If you too are struggling with balancing saving money, trying to be an adult and manage all of your responsibilities and still be eco-friendly with your actions, this should hopefully give you an idea on how to best approach this very apparent struggle! 

For a little bit of background on me, I just graduated from Fordham University a semester early, having commuted to college my entire 3.5 years. When I first started out at Fordham, I was pretty knowledgeable of the concepts of recycling and being eco-friendly, but I didn’t do very much to practice those types of things. As I got older and matured more, I realized the importance of doing your part and being more knowledgeable of the consequences of your own actions. 

Since starting and finishing college, I have changed a lot of my habits to be a more educated and positively impactful person. It’s taken some trial and error, but I feel much more comfortable with my impact and my actions. 

woman reading book while sitting on chair

Being eco-friendly in college, I think to many people, is a very intimidating concept. People assume it is too expensive or complicated to become eco-friendly or more environmentally conscious so they just don’t try at all. It CAN be harder to be eco-friendly when at college because of limited resources, funds and time. For example, it can be so much easier to just grab a plastic water bottle on the go or take the plastic utensils from the dining hall while running to grab food on the way to class. I’m here to tell you that there are changes you can make to be more eco-friendly while at college and it’s not always expensive and it doesn’t have to be complicated. 

Here are 5 suggestions on being more environmentally friendly while in college:

1. Think *Before* You Buy 

I think that the biggest problem for a lot of people in general, college students included, is that they do not really think before they buy. People often walk into a store, walk past a store or see an online advertisement and just buy, without really thinking about if they need or want the item. 

woman standing near monitor

The best way to be more environmentally friendly and conscious is to really consider if you need or want something before purchasing.
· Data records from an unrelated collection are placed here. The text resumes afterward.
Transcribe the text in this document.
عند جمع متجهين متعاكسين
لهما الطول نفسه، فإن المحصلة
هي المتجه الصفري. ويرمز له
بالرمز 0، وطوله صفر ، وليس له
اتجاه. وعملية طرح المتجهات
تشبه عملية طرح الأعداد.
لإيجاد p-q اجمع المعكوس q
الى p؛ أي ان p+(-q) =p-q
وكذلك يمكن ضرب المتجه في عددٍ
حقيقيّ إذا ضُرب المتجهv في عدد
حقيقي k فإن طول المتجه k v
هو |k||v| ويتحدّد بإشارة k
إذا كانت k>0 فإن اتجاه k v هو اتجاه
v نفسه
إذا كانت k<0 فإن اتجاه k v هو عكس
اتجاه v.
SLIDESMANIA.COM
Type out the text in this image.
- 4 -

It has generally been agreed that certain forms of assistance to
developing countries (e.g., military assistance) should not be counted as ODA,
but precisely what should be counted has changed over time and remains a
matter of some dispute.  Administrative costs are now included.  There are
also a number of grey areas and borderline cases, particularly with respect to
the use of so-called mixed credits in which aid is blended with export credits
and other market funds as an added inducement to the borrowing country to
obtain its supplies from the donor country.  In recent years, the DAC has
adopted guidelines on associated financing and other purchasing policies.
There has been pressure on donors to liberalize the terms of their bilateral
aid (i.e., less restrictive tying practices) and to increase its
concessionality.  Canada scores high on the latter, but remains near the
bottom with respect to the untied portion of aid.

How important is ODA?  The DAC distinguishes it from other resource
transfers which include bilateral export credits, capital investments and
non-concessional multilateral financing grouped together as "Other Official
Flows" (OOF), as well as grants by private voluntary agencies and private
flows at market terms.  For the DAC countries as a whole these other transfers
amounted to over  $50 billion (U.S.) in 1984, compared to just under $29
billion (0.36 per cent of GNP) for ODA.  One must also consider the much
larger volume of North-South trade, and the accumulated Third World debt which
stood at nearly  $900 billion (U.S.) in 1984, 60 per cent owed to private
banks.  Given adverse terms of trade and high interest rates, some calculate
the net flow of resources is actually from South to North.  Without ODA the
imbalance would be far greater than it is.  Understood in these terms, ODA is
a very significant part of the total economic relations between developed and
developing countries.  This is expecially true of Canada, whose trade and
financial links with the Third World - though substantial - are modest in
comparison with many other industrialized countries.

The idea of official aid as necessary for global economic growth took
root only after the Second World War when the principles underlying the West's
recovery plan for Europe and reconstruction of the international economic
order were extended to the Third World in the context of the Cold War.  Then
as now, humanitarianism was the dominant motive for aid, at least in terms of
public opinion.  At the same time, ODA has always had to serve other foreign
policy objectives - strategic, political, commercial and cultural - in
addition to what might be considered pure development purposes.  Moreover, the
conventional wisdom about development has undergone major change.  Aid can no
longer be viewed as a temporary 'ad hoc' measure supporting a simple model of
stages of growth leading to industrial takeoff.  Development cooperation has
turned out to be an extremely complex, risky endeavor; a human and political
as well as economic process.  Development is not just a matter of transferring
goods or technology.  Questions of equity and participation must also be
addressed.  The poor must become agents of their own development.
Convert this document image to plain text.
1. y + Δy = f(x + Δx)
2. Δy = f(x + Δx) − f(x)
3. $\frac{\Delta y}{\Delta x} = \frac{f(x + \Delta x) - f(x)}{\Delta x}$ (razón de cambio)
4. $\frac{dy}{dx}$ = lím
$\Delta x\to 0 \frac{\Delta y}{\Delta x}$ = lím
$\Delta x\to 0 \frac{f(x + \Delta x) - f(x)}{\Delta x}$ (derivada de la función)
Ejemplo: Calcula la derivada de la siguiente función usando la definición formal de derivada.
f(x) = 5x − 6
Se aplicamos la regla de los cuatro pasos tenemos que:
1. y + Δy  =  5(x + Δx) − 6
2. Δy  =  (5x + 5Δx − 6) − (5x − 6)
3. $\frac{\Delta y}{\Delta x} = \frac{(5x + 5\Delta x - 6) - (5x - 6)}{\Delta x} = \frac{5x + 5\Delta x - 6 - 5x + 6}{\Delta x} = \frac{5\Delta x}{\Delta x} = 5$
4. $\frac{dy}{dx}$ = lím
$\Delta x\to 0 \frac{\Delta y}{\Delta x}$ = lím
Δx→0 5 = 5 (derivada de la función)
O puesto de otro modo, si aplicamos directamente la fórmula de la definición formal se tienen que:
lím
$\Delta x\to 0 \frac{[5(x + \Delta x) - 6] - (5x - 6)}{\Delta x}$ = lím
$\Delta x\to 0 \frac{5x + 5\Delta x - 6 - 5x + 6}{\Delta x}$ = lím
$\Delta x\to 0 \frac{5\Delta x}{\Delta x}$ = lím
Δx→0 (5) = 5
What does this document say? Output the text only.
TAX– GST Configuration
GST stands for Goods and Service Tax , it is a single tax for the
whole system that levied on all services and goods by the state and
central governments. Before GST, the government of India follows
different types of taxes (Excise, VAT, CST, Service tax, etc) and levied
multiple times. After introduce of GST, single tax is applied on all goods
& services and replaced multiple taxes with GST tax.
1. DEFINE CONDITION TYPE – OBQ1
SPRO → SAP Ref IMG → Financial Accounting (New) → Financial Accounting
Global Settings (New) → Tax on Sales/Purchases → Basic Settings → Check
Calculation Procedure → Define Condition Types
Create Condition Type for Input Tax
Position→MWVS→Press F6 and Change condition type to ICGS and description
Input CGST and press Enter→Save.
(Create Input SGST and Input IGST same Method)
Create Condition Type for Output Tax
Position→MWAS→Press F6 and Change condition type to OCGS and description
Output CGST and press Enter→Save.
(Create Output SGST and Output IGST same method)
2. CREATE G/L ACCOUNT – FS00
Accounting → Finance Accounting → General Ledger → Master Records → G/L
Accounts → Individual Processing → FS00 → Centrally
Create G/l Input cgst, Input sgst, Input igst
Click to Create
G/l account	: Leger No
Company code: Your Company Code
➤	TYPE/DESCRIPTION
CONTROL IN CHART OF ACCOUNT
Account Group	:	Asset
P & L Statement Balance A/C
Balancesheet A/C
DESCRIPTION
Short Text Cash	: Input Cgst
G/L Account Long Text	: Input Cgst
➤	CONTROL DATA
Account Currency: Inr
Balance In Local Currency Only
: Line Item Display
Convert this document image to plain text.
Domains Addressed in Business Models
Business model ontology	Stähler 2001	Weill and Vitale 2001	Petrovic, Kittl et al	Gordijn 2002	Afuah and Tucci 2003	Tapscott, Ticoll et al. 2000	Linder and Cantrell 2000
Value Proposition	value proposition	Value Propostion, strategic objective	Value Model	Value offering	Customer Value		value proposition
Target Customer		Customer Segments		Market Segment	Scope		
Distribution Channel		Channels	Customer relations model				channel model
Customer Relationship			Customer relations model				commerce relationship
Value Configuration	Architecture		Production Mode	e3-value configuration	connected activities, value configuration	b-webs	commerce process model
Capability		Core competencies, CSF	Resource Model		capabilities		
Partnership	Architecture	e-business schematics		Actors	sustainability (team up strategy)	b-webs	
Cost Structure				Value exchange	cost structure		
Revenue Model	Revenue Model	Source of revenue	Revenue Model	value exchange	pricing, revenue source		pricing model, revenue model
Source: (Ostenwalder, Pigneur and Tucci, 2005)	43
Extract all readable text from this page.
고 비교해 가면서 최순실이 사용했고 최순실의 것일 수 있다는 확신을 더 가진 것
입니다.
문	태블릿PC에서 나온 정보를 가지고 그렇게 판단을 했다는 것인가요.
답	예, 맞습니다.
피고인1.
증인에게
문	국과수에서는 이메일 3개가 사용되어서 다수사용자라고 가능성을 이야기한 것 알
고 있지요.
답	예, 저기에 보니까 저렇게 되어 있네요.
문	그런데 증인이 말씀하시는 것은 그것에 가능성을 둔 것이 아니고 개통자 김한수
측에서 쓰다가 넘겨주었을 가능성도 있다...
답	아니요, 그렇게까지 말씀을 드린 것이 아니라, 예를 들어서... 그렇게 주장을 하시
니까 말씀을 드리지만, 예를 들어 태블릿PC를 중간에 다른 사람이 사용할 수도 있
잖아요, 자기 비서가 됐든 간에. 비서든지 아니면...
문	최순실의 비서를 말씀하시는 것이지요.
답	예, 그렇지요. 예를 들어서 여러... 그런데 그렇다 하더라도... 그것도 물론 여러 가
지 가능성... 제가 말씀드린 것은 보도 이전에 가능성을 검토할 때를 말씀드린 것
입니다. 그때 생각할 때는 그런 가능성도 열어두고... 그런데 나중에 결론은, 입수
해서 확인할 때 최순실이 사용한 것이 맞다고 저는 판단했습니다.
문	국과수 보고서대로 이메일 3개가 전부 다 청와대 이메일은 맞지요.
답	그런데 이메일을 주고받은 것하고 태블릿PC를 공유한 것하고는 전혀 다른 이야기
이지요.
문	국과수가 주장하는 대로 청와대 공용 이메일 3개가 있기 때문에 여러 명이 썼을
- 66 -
If you do not do this, more often than not, this item will not be used, or used a few times and then forgotten about. By thinking about your purchases, you can be more impactful with them and ensure that you’re not setting yourself up for failure by buying things you won’t actually utilize. 

2. Bring the Tools To Be Successful To School with You 

When transitioning to college and living on your own, there might be a few things you don’t consider bringing with you to best equip you for adult life. I recommend bringing (or buying) silverware so you don’t have to use plastics from the dining hall, other kitchen utensils like plates, cups, etc., reusable bags, rags or hand towels. These few things alone can make an incredible difference in the environmental impact you create while at college. 

I highly recommend bringing both a garbage and a recycling container with you when you go to college. This will make it that much easier for you to properly dispose of certain items. 

3. Buy In Bulk, When Possible

Buying in bulk doesn’t necessarily have to be more expensive. If you share a Costco membership with your roommates, the $60 membership fee can be divided by person and it will save you so much money long-term. Buying in bulk can be more expensive upfront, but save you money and resources long term. Buying in bulk, rather than buying small, not only saves you money and resources, but it helps limit the amount of waste you create. Another great way to buy in bulk is to go to a local store, like a farmer’s market. 

4. Try ‘No Buy’ Challenges

Something that can help your environmental impact as well as your budget is challenging yourself to complete ‘no buy’ periods. It can be a day, a week or a month. It’s up to you! A ‘no buy’ can be adapted to your lifestyle as well. It can mean not buying anything other than the essentials or it can mean not buying anything at all. I personally like doing a no buy month at least once a year to limit my spending and refresh my mind on better appreciating the things I already have. 

On the note of struggling between being a college student and being a good human; although Amazon is not an ethical shopping choice, it is actually incredible when it comes to college textbooks. You can rent a textbook for way less money than it would cost to buy new and you don’t have to worry about what to do with it at the end of the semester. 

5. Try to Buy Local

When you are a college student, you are a guest to a new neighborhood, so you should try to support the local businesses and community. By buying locally, you are supporting the local community and most times, buying locally is a more ethical and often eco-friendly option. Buying locally often means that there were fewer resources that went into creating and transporting those items. 

green fruit

So many colleges have clubs that will provide you with incredible information about the local resources in the location your college is in. I definitely recommend taking advantage of these resources. When you join an environmental type club, they’re doing the hard work, meaning research, for you! 

Overall, when it comes to being more environmentally friendly, it’s really up to what works for you and fits into your lifestyle and budget. Sometimes, less wasteful alternatives can be expensive and other times they are not. Sometimes being more eco-friendly can be easy or it can be too complicated to be realistic for you. I recommend experimenting with different approaches and seeing what works best for you.